Von Vertrauen konnte man in dieser Situation definitiv nicht sprechen, eher von Verzweiflung.

„Wie ihr wünscht", entgegnete die Piratin leichthin und schulterte sich ihren erworbenen Rucksack. „Folgt mir, aber lasst euren Drachen hier."

„Dafür gibt es keinen Grund. Sarina, du kannst dich wieder verwandeln", richtete Femke sich an den Drachen und beobachtete ruhig, wie die Frau sich zurück in ihre typische Menschenform mit ihren Haaren wie aus Flammen und den Augen tiefblau, wie der Ozean verwandelte.

Selkie beobachtete die Verwandlung seelenruhig, dann warf sie Femke ein kurzes, nicht zu deutendes Lächeln zu und machte kehrt.

Femke wusste nicht, ob Selkie sie soeben verspottet hatte oder beeindruckt gewesen war, aber sie folgte der Frau dennoch eilig und deutete ihren Kameraden an, es ihr gleich zu tun.
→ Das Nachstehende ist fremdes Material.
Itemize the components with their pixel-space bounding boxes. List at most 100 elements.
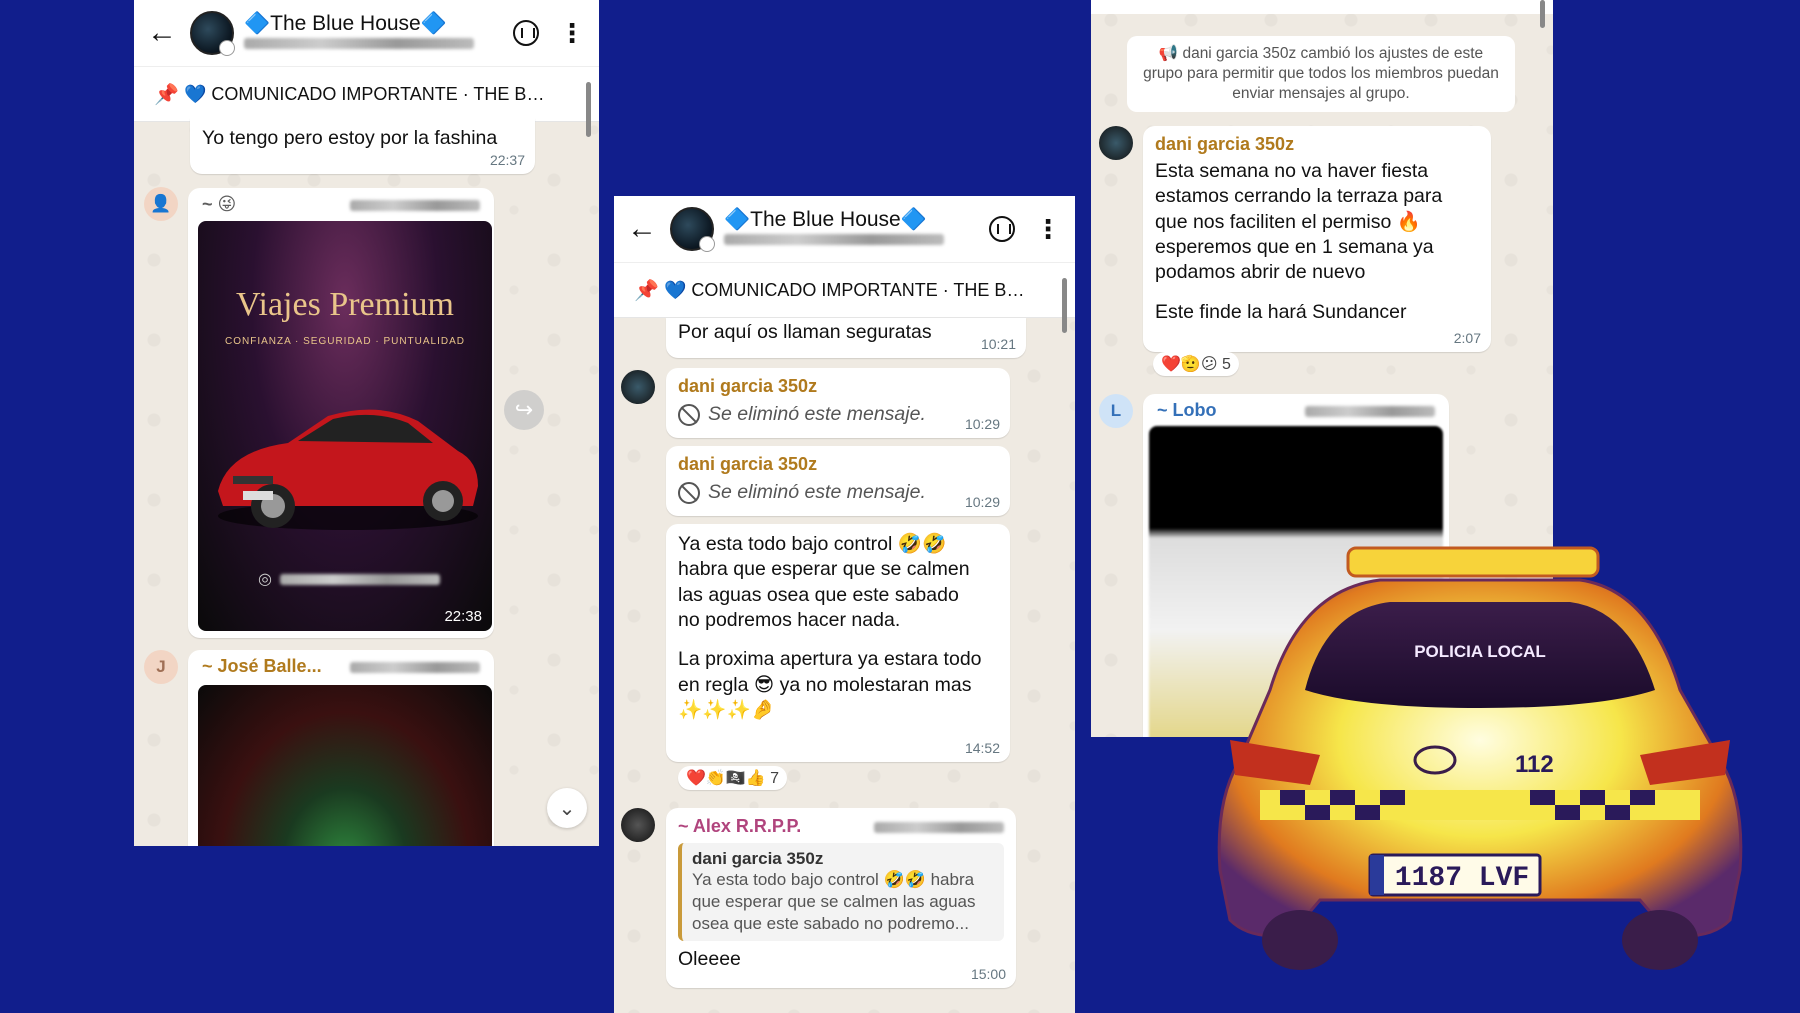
- avatar[interactable]: J: [144, 650, 178, 684]
- message-line: podamos abrir de nuevo: [1155, 261, 1366, 284]
- pinned-message-text: 💙 COMUNICADO IMPORTANTE · THE BLU...: [664, 279, 1034, 300]
- message-line: las aguas osea que este sabado: [678, 583, 959, 606]
- message-time: 14:52: [964, 740, 1000, 756]
- blurred-phone: [1305, 406, 1435, 417]
- system-notice: 📢 dani garcia 350z cambió los ajustes de…: [1127, 36, 1515, 112]
- deleted-icon: [678, 481, 700, 504]
- group-avatar[interactable]: [670, 207, 715, 252]
- sender-name[interactable]: ~ Lobo: [1157, 400, 1217, 421]
- deleted-text: Se eliminó este mensaje.: [708, 481, 926, 503]
- chat-screenshot-left: ← 🔷The Blue House🔷 ⋮ 📌 💙 COMUNICADO IMPO…: [134, 0, 599, 846]
- back-arrow-icon[interactable]: ←: [614, 196, 670, 262]
- chat-header: ← 🔷The Blue House🔷 ⋮: [134, 0, 599, 66]
- message-text: Yo tengo pero estoy por la fashina: [202, 127, 498, 149]
- deleted-text: Se eliminó este mensaje.: [708, 403, 926, 425]
- blurred-phone: [279, 573, 440, 585]
- message-time: 15:00: [970, 966, 1006, 982]
- more-options-icon[interactable]: ⋮: [1035, 216, 1061, 242]
- message-text: Oleeee: [678, 948, 741, 971]
- blurred-phone: [350, 200, 480, 211]
- license-plate: 1187 LVF: [1395, 863, 1529, 894]
- quoted-message[interactable]: dani garcia 350z Ya esta todo bajo contr…: [678, 843, 1004, 942]
- message-bubble[interactable]: Ya esta todo bajo control 🤣🤣 habra que e…: [666, 524, 1010, 762]
- message-text: Por aquí os llaman seguratas: [678, 321, 932, 343]
- red-car-icon: [218, 409, 478, 530]
- scrollbar[interactable]: [1540, 0, 1545, 28]
- message-line: habra que esperar que se calmen: [678, 558, 970, 581]
- scroll-down-icon[interactable]: ⌄: [547, 788, 587, 828]
- police-number: 112: [1515, 751, 1554, 778]
- message-line: Este finde la hará Sundancer: [1155, 300, 1407, 323]
- pin-icon: 📌: [634, 279, 659, 302]
- voice-chat-icon[interactable]: [513, 20, 539, 46]
- message-line: La proxima apertura ya estara todo: [678, 648, 982, 671]
- message-bubble-image[interactable]: ~ José Balle...: [188, 650, 494, 846]
- reactions-bar[interactable]: ❤️🫡😕 5: [1153, 352, 1239, 376]
- ad-subtitle: CONFIANZA · SEGURIDAD · PUNTUALIDAD: [224, 336, 466, 347]
- message-time: 10:21: [980, 336, 1016, 352]
- message-line: en regla 😎 ya no molestaran mas: [678, 673, 972, 696]
- blurred-phone: [874, 822, 1004, 833]
- message-line: que nos faciliten el permiso 🔥: [1155, 210, 1421, 233]
- police-car-image: POLICIA LOCAL 112 1187 LVF: [1217, 546, 1743, 970]
- message-bubble-deleted[interactable]: dani garcia 350z Se eliminó este mensaje…: [666, 368, 1010, 438]
- message-line: estamos cerrando la terraza para: [1155, 185, 1443, 208]
- quoted-text: Ya esta todo bajo control 🤣🤣 habra que e…: [692, 870, 976, 934]
- forward-icon[interactable]: ↪: [504, 390, 544, 430]
- message-bubble[interactable]: dani garcia 350z Esta semana no va haver…: [1143, 126, 1491, 352]
- avatar[interactable]: [621, 808, 655, 842]
- more-options-icon[interactable]: ⋮: [559, 20, 585, 46]
- message-time: 22:38: [444, 608, 482, 625]
- message-line: no podremos hacer nada.: [678, 609, 901, 632]
- whatsapp-icon: ◎: [258, 571, 272, 588]
- message-line: Esta semana no va haver fiesta: [1155, 160, 1429, 182]
- message-bubble[interactable]: Yo tengo pero estoy por la fashina 22:37: [190, 118, 535, 174]
- pinned-message-bar[interactable]: 📌 💙 COMUNICADO IMPORTANTE · THE BLU...: [614, 262, 1075, 318]
- message-time: 10:29: [964, 494, 1000, 510]
- chat-header: ← 🔷The Blue House🔷 ⋮: [614, 196, 1075, 262]
- top-edge: [1091, 0, 1553, 14]
- ad-title: Viajes Premium: [236, 286, 454, 323]
- voice-chat-icon[interactable]: [989, 216, 1015, 242]
- chat-screenshot-middle: ← 🔷The Blue House🔷 ⋮ 📌 💙 COMUNICADO IMPO…: [614, 196, 1075, 1013]
- group-title[interactable]: 🔷The Blue House🔷: [724, 208, 989, 232]
- avatar[interactable]: [1099, 126, 1133, 160]
- message-line: Ya esta todo bajo control 🤣🤣: [678, 533, 947, 555]
- sender-name[interactable]: ~ 😜: [202, 194, 236, 215]
- blurred-members: [244, 38, 474, 49]
- sender-name[interactable]: ~ Alex R.R.P.P.: [678, 816, 801, 837]
- message-time: 2:07: [1453, 330, 1481, 346]
- group-title[interactable]: 🔷The Blue House🔷: [244, 12, 513, 36]
- blurred-phone: [350, 662, 480, 673]
- quoted-sender: dani garcia 350z: [692, 849, 824, 868]
- group-avatar[interactable]: [190, 11, 235, 56]
- message-time: 10:29: [964, 416, 1000, 432]
- pinned-message-bar[interactable]: 📌 💙 COMUNICADO IMPORTANTE · THE BLU...: [134, 66, 599, 122]
- scrollbar[interactable]: [1062, 278, 1067, 333]
- message-time: 22:37: [489, 152, 525, 168]
- police-label: POLICIA LOCAL: [1414, 642, 1546, 661]
- avatar[interactable]: 👤: [144, 187, 178, 221]
- avatar[interactable]: [621, 370, 655, 404]
- ad-image[interactable]: Viajes Premium CONFIANZA · SEGURIDAD · P…: [198, 221, 492, 631]
- blurred-members: [724, 234, 944, 245]
- deleted-icon: [678, 403, 700, 426]
- sender-name[interactable]: ~ José Balle...: [202, 656, 322, 677]
- party-image[interactable]: [198, 685, 492, 846]
- message-line: ✨✨✨🤌: [678, 699, 776, 722]
- message-bubble-image[interactable]: ~ 😜 Viajes Premium CONFIANZA · SEGURIDAD…: [188, 188, 494, 638]
- pinned-message-text: 💙 COMUNICADO IMPORTANTE · THE BLU...: [184, 83, 554, 104]
- message-bubble[interactable]: Por aquí os llaman seguratas 10:21: [666, 318, 1026, 358]
- avatar[interactable]: L: [1099, 394, 1133, 428]
- sender-name[interactable]: dani garcia 350z: [678, 454, 998, 475]
- back-arrow-icon[interactable]: ←: [134, 0, 190, 66]
- sender-name[interactable]: dani garcia 350z: [1155, 134, 1479, 155]
- scrollbar[interactable]: [586, 82, 591, 137]
- message-line: esperemos que en 1 semana ya: [1155, 236, 1434, 259]
- sender-name[interactable]: dani garcia 350z: [678, 376, 998, 397]
- message-bubble-reply[interactable]: ~ Alex R.R.P.P. dani garcia 350z Ya esta…: [666, 808, 1016, 988]
- checker-stripe: [1260, 790, 1700, 820]
- message-bubble-deleted[interactable]: dani garcia 350z Se eliminó este mensaje…: [666, 446, 1010, 516]
- reactions-bar[interactable]: ❤️👏🏴‍☠️👍 7: [678, 766, 788, 790]
- pin-icon: 📌: [154, 83, 179, 106]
Sie konnten es sich nicht leisten, die Piratin auch nur für eine Sekunde aus den Augen zu verlieren.

Selkie führte sie noch näher an den Rand des Piratendorfs, zu einer Hütte, die gleich neben dem Ozean erbaut worden war, welcher kleine Schaumkronen mit sich trug und rhythmisch an das Kiesufer schwappte. Der Mond stand hoch über der unendlichen Wasserfläche. Das schwache Licht wurde mit den Wellen gebrochen und reflektiert.
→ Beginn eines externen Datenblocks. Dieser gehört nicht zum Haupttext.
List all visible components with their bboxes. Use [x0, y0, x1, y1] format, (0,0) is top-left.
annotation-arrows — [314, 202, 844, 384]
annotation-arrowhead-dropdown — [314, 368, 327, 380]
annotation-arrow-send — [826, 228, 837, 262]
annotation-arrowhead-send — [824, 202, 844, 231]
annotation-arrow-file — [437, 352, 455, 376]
Femke hatte den Ozean noch nie zuvor von so nah beobachten können und schon gar nicht in der Nacht.

Selkie schien ihren faszinierten Blick zu bemerken, denn sie grinste erneut und kommentierte: „Muss ein tristes Leben sein, welches ihr als Landratten führt."
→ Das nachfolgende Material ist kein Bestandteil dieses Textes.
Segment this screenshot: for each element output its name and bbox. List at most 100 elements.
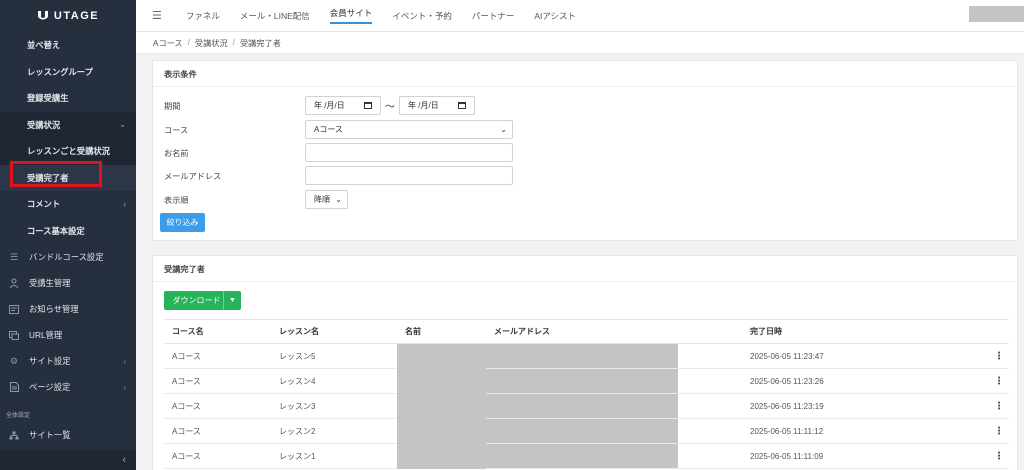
sidebar-item-label: バンドルコース設定	[29, 252, 104, 262]
more-menu-icon[interactable]: ⋮	[981, 443, 1009, 469]
cell-email-redacted	[486, 343, 742, 369]
course-select[interactable]: Aコース ⌄	[305, 120, 513, 139]
date-from-value: 年 /月/日	[314, 101, 345, 110]
news-icon	[8, 303, 20, 315]
col-email: メールアドレス	[486, 319, 742, 344]
cell-course: Aコース	[164, 443, 271, 469]
gear-icon: ⚙	[9, 355, 19, 366]
period-row: 期間 年 /月/日 〜 年 /月/日	[164, 96, 475, 115]
table-row: Aコース レッスン5 2025-06-05 11:23:47 ⋮	[164, 343, 1009, 369]
more-menu-icon[interactable]: ⋮	[981, 343, 1009, 369]
tab-event[interactable]: イベント・予約	[382, 0, 462, 32]
results-card: 受講完了者 ダウンロード ▼ コース名 レッスン名 名前 メールアドレス 完了日…	[152, 255, 1018, 470]
download-label: ダウンロード	[172, 296, 221, 305]
tab-label: ファネル	[185, 10, 220, 21]
cell-name-redacted	[397, 443, 486, 469]
cell-course: Aコース	[164, 418, 271, 444]
name-label: お名前	[164, 148, 189, 158]
more-menu-icon[interactable]: ⋮	[981, 418, 1009, 444]
email-input[interactable]	[305, 166, 513, 185]
order-row: 表示順 降順 ⌄	[164, 190, 348, 209]
sidebar-item-label: 受講状況	[27, 119, 61, 130]
chevron-left-icon: ‹	[123, 199, 126, 209]
sidebar-item-news[interactable]: お知らせ管理	[0, 296, 136, 322]
tab-ai-assist[interactable]: AIアシスト	[524, 0, 586, 32]
more-menu-icon[interactable]: ⋮	[981, 368, 1009, 394]
filter-card: 表示条件 期間 年 /月/日 〜 年 /月/日 コース Aコース ⌄ お名前 メ…	[152, 60, 1018, 241]
sidebar-item-label: レッスンごと受講状況	[27, 146, 110, 157]
breadcrumb-separator: /	[232, 38, 235, 47]
col-completed: 完了日時	[742, 319, 981, 344]
link-icon	[8, 329, 20, 341]
tab-label: メール・LINE配信	[239, 10, 310, 21]
cell-completed: 2025-06-05 11:23:47	[742, 343, 981, 369]
tab-mail-line[interactable]: メール・LINE配信	[230, 0, 320, 32]
sidebar-item-registered-students[interactable]: 登録受講生	[0, 85, 136, 112]
breadcrumb-separator: /	[187, 38, 190, 47]
cell-lesson: レッスン2	[271, 418, 397, 444]
breadcrumb-progress[interactable]: 受講状況	[195, 37, 228, 49]
download-button[interactable]: ダウンロード ▼	[164, 291, 241, 310]
date-to-input[interactable]: 年 /月/日	[399, 96, 475, 115]
col-lesson: レッスン名	[271, 319, 397, 344]
tab-funnel[interactable]: ファネル	[176, 0, 230, 32]
sidebar-item-lesson-group[interactable]: レッスングループ	[0, 59, 136, 86]
sidebar-item-label: 並べ替え	[27, 40, 61, 51]
sidebar-item-bundle[interactable]: ☰ バンドルコース設定	[0, 244, 136, 270]
calendar-icon	[364, 102, 372, 109]
sidebar-collapse-button[interactable]: ‹	[0, 450, 136, 470]
hamburger-icon[interactable]: ☰	[152, 9, 162, 22]
completed-table: コース名 レッスン名 名前 メールアドレス 完了日時 Aコース レッスン5 20…	[164, 319, 1009, 469]
user-menu-redacted[interactable]	[969, 6, 1024, 22]
name-input[interactable]	[305, 143, 513, 162]
col-course: コース名	[164, 319, 271, 344]
sidebar-item-sort[interactable]: 並べ替え	[0, 32, 136, 59]
caret-down-icon[interactable]: ▼	[223, 291, 241, 310]
table-row: Aコース レッスン3 2025-06-05 11:23:19 ⋮	[164, 393, 1009, 419]
table-header-row: コース名 レッスン名 名前 メールアドレス 完了日時	[164, 319, 1009, 344]
tab-partner[interactable]: パートナー	[462, 0, 525, 32]
cell-name-redacted	[397, 343, 486, 369]
tab-member-site[interactable]: 会員サイト	[320, 0, 383, 32]
date-from-input[interactable]: 年 /月/日	[305, 96, 381, 115]
sidebar-item-progress[interactable]: 受講状況 ⌄	[0, 111, 136, 138]
order-select[interactable]: 降順 ⌄	[305, 190, 348, 209]
logo[interactable]: UTAGE	[0, 0, 136, 32]
filter-submit-button[interactable]: 絞り込み	[160, 213, 205, 232]
list-icon: ☰	[9, 251, 19, 262]
table-row: Aコース レッスン2 2025-06-05 11:11:12 ⋮	[164, 418, 1009, 444]
table-row: Aコース レッスン1 2025-06-05 11:11:09 ⋮	[164, 443, 1009, 469]
sidebar-item-label: サイト一覧	[29, 430, 71, 440]
col-name: 名前	[397, 319, 486, 344]
chevron-left-icon: ‹	[123, 356, 126, 366]
range-separator: 〜	[385, 102, 395, 113]
sidebar-item-comment[interactable]: コメント ‹	[0, 191, 136, 218]
cell-completed: 2025-06-05 11:11:09	[742, 443, 981, 469]
sidebar-item-label: 登録受講生	[27, 93, 69, 104]
breadcrumb-course[interactable]: Aコース	[153, 37, 183, 49]
sidebar-item-label: コメント	[27, 199, 61, 210]
filter-card-title: 表示条件	[153, 61, 1017, 87]
cell-course: Aコース	[164, 343, 271, 369]
sidebar-item-label: ページ設定	[29, 382, 71, 392]
sidebar-item-site-list[interactable]: サイト一覧	[0, 422, 136, 448]
sidebar-item-students[interactable]: 受講生管理	[0, 270, 136, 296]
course-row: コース Aコース ⌄	[164, 120, 513, 139]
email-row: メールアドレス	[164, 166, 513, 185]
sidebar-item-label: レッスングループ	[27, 66, 93, 77]
cell-completed: 2025-06-05 11:23:19	[742, 393, 981, 419]
name-row: お名前	[164, 143, 513, 162]
cell-course: Aコース	[164, 393, 271, 419]
sidebar: UTAGE 並べ替え レッスングループ 登録受講生 受講状況 ⌄ レッスンごと受講…	[0, 0, 136, 470]
sidebar-item-url[interactable]: URL管理	[0, 322, 136, 348]
period-label: 期間	[164, 101, 181, 111]
sidebar-item-page-settings[interactable]: ページ設定 ‹	[0, 374, 136, 400]
date-to-value: 年 /月/日	[408, 101, 439, 110]
chevron-left-icon: ‹	[122, 454, 126, 466]
cell-email-redacted	[486, 368, 742, 394]
sitemap-icon	[8, 429, 20, 441]
sidebar-item-site-settings[interactable]: ⚙ サイト設定 ‹	[0, 348, 136, 374]
more-menu-icon[interactable]: ⋮	[981, 393, 1009, 419]
cell-email-redacted	[486, 393, 742, 419]
sidebar-item-course-settings[interactable]: コース基本設定	[0, 218, 136, 245]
Femke erwiderte ihren Blick, doch sie lächelte nicht. „Der Wald ist auf seine eigene Art faszinierend."

„Natürlich", schnaubte die Piratin. Es war offensichtlich, dass sie ihr nicht glaubte, doch sie beendete das Gespräch an dieser Stelle und so erwiderte auf Femke kein weiteres Wort.

Nicht viel später kam die Gruppe an der Hütte, die nahe am Ufer erbaut worden war, an. Das Gebäude bestand voll und ganz aus Holz. Die Hütte war nicht groß oder pompös. Sie besaß kein Vordach oder sonstige Verzierungen, die der ausladenden Kastenform der Hütte entgegengewirkt hätten.

„Hier schlafen ehemalige Zodiac-Bewohner, die uns beim Aufbau unseres Hafens helfen, um aus dem Loch da unten herauszukommen", verkündete Selkie leise, sodass die Stille der Nacht ihre Stimme nicht zu weit davontragen konnte.

„Wieso werden sie nachts nicht zurück nach Zodiac gebracht, wenn Phorkys ihnen so misstraut?", wollte Marja wissen.

„Verlust von Arbeitszeit", verdeutlichte Selkie leichthin: „Durch die Schneise wurde die Zeit, die es benötigt, um zum Ozean zu gelangen, zwar minimiert, jedoch ist es immer noch eine recht lange Strecke."

„Also sperrt ihr sie hier weg", murrte Femke unzufrieden. Sie glaubte nicht, dass die Zodiac-Bewohner, die sich hier am Hafen aufhielten, es deutlich besser hatten als die anderen in der Untergrundstadt. Auch hier oben waren sie noch immer Gefangene.

Selkie nickte und fügte hinzu: „Hier werden sie von hochangesehen Piraten bewacht."

Femke hätte wissen müssen, dass es einen Haken an der Sache gab. „Wie sollen wir dann mit den Bewohnern reden?", fragte sie düster.

„Ihr habt nie davon geredet, mit ihnen reden zu wollen. Ich sollte euch nur zu ihnen führen", entgegnete Selkie mit einem Grinsen.

Femkes Miene verzog sich und sie starrte die Piratin zornig in Grund und Boden. Diese lachte herzlich auf, hob beschwichtigend eine Hand und meinte leichthin: „Keine Sorge, Blondie. Ich mache nur Witze." Dann machte sie ohne ein weiteres Wort kehrt, wobei sie ihren langen, geflochtenen Zopf über ihre Schultern warf, und marschierte auf die Eingangstür der Hütte zu.